Biased predictions lead to biased behavior and as a result we “breathe our own exhaust”. We continuously build on biased actions as a result of biased decisions. This creates a cycle that builds on itself, creating a problem that gets bigger with each prediction over time. The sooner you detect and eliminate biases, the faster you mitigate risk and expand your market into previously rejected opportunities. Those who fail to address prejudice now expose themselves to a host of future unknowns regarding risks, penalties and lost revenue.

Demographic Patterns in Financial Services

Demographic patterns and trends can also lead to further bias in the financial services industry. There is a famous example from 2019, where web programmer and author David Heinemeier shared on Twitter his outrage that Apple’s credit card offered him 20 times his wife’s credit line, even though they file joint taxes.

Two things to keep in mind about this example:

The acceptance process was found to be in accordance with the law. Why? Because there are currently no laws in the US around AI bias as the subject is seen as very subjective. To train these models correctly, historical biases will have to be incorporated into the algorithms. Otherwise, the AI ​​won’t know why it’s biased and won’t be able to correct its mistakes. By doing this, the problem of “breathing our own exhaust” is solved and better predictions for tomorrow are obtained.

Real-world costs of AI bias

Machine learning is used in various applications that affect the audience. In particular, increasing attention is being paid to social service programs, such as Medicaid, housing assistance, or supplemental income from Social Security. Historical data that these programs rely on can be plagued by data bias, and relying on data bias in machine learning models perpetuates bias. However, awareness of possible biases is the first step to correcting them.

A popular algorithm used by many major US health care systems to screen patients for high-risk health care management intervention programs was: revealed to discriminate against black patients because it was based on data related to the cost of treating patients. However, the model did not account for racial inequalities in health care access, which contribute to lower expenditures for black patients than for similarly diagnosed white patients. According to Ziad Obermeyer, an acting associate professor at the University of California, Berkeley, who worked on the study, “Cost is a reasonable measure of health, but it’s a biased one, and that choice is actually what introduces bias into the algorithm.”

In addition, a much quoted case showed that judges in Florida and several other states relied on a machine learning-powered tool called COMPAS (Correctional Offender Management Profiling for Alternative Sanctions) to estimate recidivism rates for inmates. However, numerous studies disputed the algorithm’s accuracy, revealing racial bias — even though race was not included as an input in the model.

Overcoming prejudice

The solution to AI bias in models? Put people at the helm to decide when to take real action or not based on a machine learning prediction. Explainability and transparency are critical to empowering people to understand AI and why technology makes certain decisions and predictions.
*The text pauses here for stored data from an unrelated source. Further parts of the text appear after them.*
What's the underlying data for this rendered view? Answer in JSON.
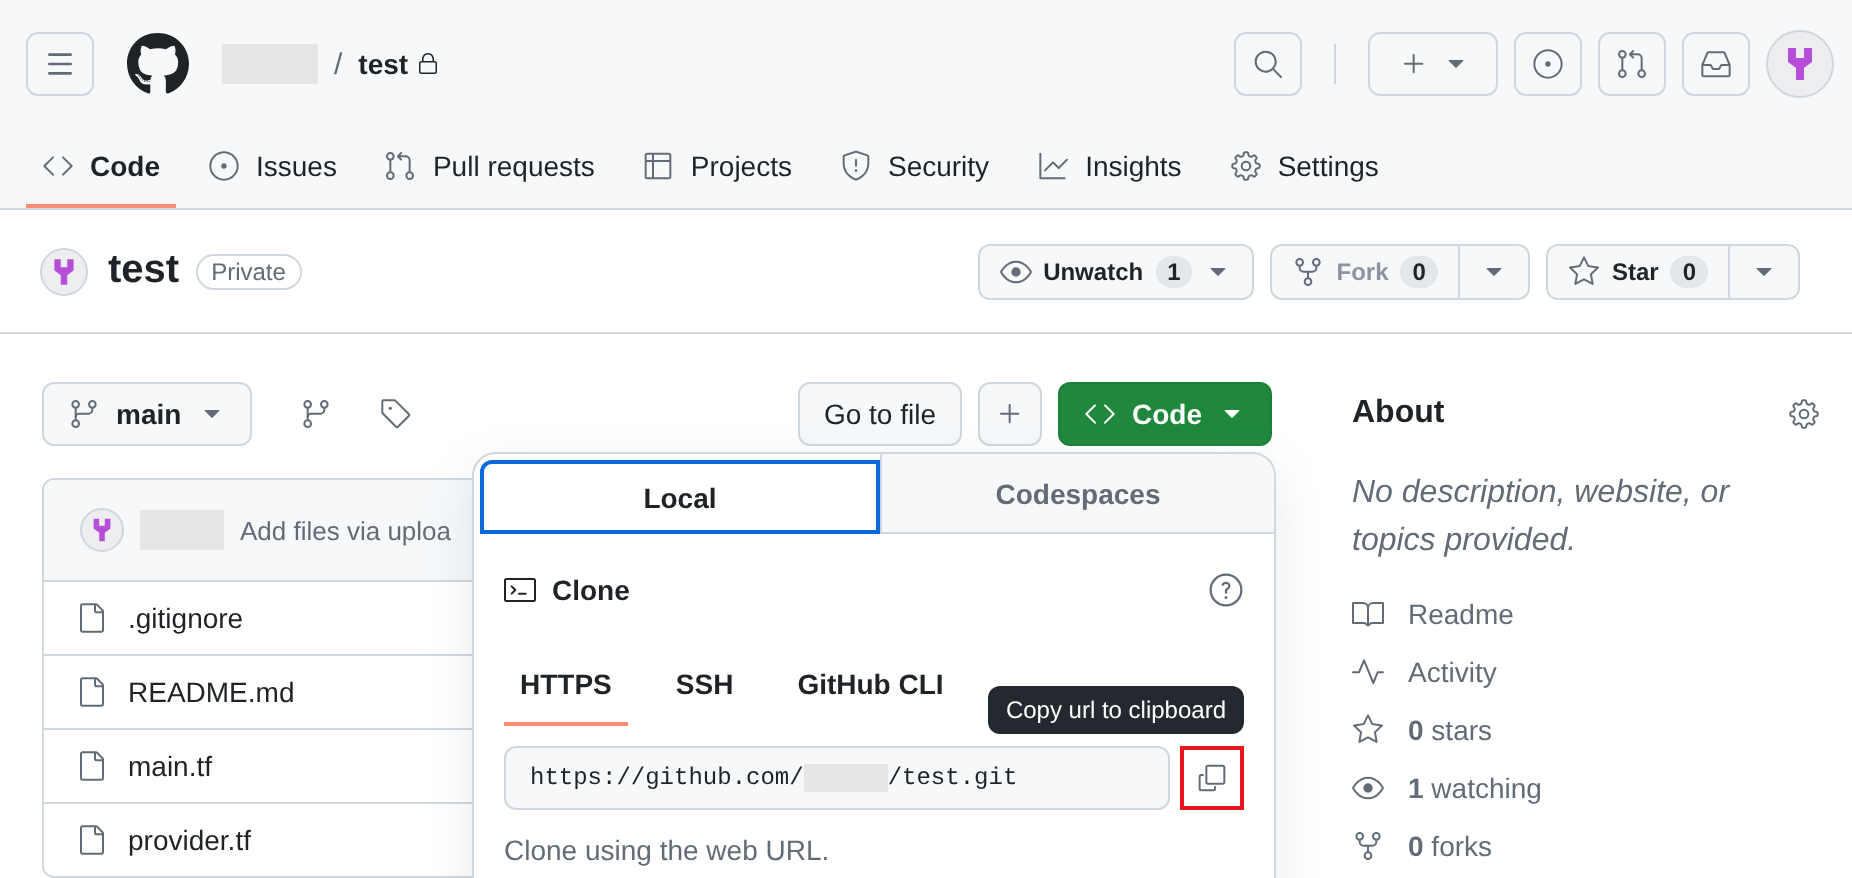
{
  "header": {
    "repo_path": {
      "separator": "/",
      "name": "test"
    },
    "nav": [
      {
        "label": "Code",
        "selected": true
      },
      {
        "label": "Issues",
        "selected": false
      },
      {
        "label": "Pull requests",
        "selected": false
      },
      {
        "label": "Projects",
        "selected": false
      },
      {
        "label": "Security",
        "selected": false
      },
      {
        "label": "Insights",
        "selected": false
      },
      {
        "label": "Settings",
        "selected": false
      }
    ]
  },
  "repo": {
    "name": "test",
    "visibility": "Private",
    "actions": [
      {
        "kind": "watch",
        "label": "Unwatch",
        "count": "1"
      },
      {
        "kind": "fork",
        "label": "Fork",
        "count": "0"
      },
      {
        "kind": "star",
        "label": "Star",
        "count": "0"
      }
    ]
  },
  "toolbar": {
    "branch": "main",
    "go_to_file": "Go to file",
    "code_button": "Code"
  },
  "files": {
    "commit_message": "Add files via uploa",
    "rows": [
      ".gitignore",
      "README.md",
      "main.tf",
      "provider.tf"
    ]
  },
  "clone_popup": {
    "tabs": [
      {
        "label": "Local",
        "selected": true
      },
      {
        "label": "Codespaces",
        "selected": false
      }
    ],
    "title": "Clone",
    "methods": [
      {
        "label": "HTTPS",
        "selected": true
      },
      {
        "label": "SSH",
        "selected": false
      },
      {
        "label": "GitHub CLI",
        "selected": false
      }
    ],
    "url_prefix": "https://github.com/",
    "url_suffix": "/test.git",
    "tooltip": "Copy url to clipboard",
    "hint": "Clone using the web URL."
  },
  "about": {
    "title": "About",
    "description": "No description, website, or topics provided.",
    "links": [
      {
        "label": "Readme"
      },
      {
        "label": "Activity"
      },
      {
        "label": "**0** stars"
      },
      {
        "label": "**1** watching"
      },
      {
        "label": "**0** forks"
      }
    ]
  }
}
By addressing the reasoning and factors influencing ML predictions, algorithmic biases can be surfaced and decisions adjusted to avoid costly fines or harsh feedback via social media.

Businesses and technologists need to focus on explainability and transparency within AI.

There is limited but growing regulation and guidance from lawmakers to reduce AI biased practices. Recently, the British government has Framework for ethics, transparency and accountability for automated decision-making to provide more precise guidance on the ethical use of artificial intelligence in the public sector. This seven-point framework will help public administrations create secure, sustainable and ethical algorithmic decision-making systems.

To unlock the full power of automation and create just change, people need to understand how and why AI bias leads to certain outcomes and what it means for all of us.

Loren Goodman is co-founder and CTO at InRule technology.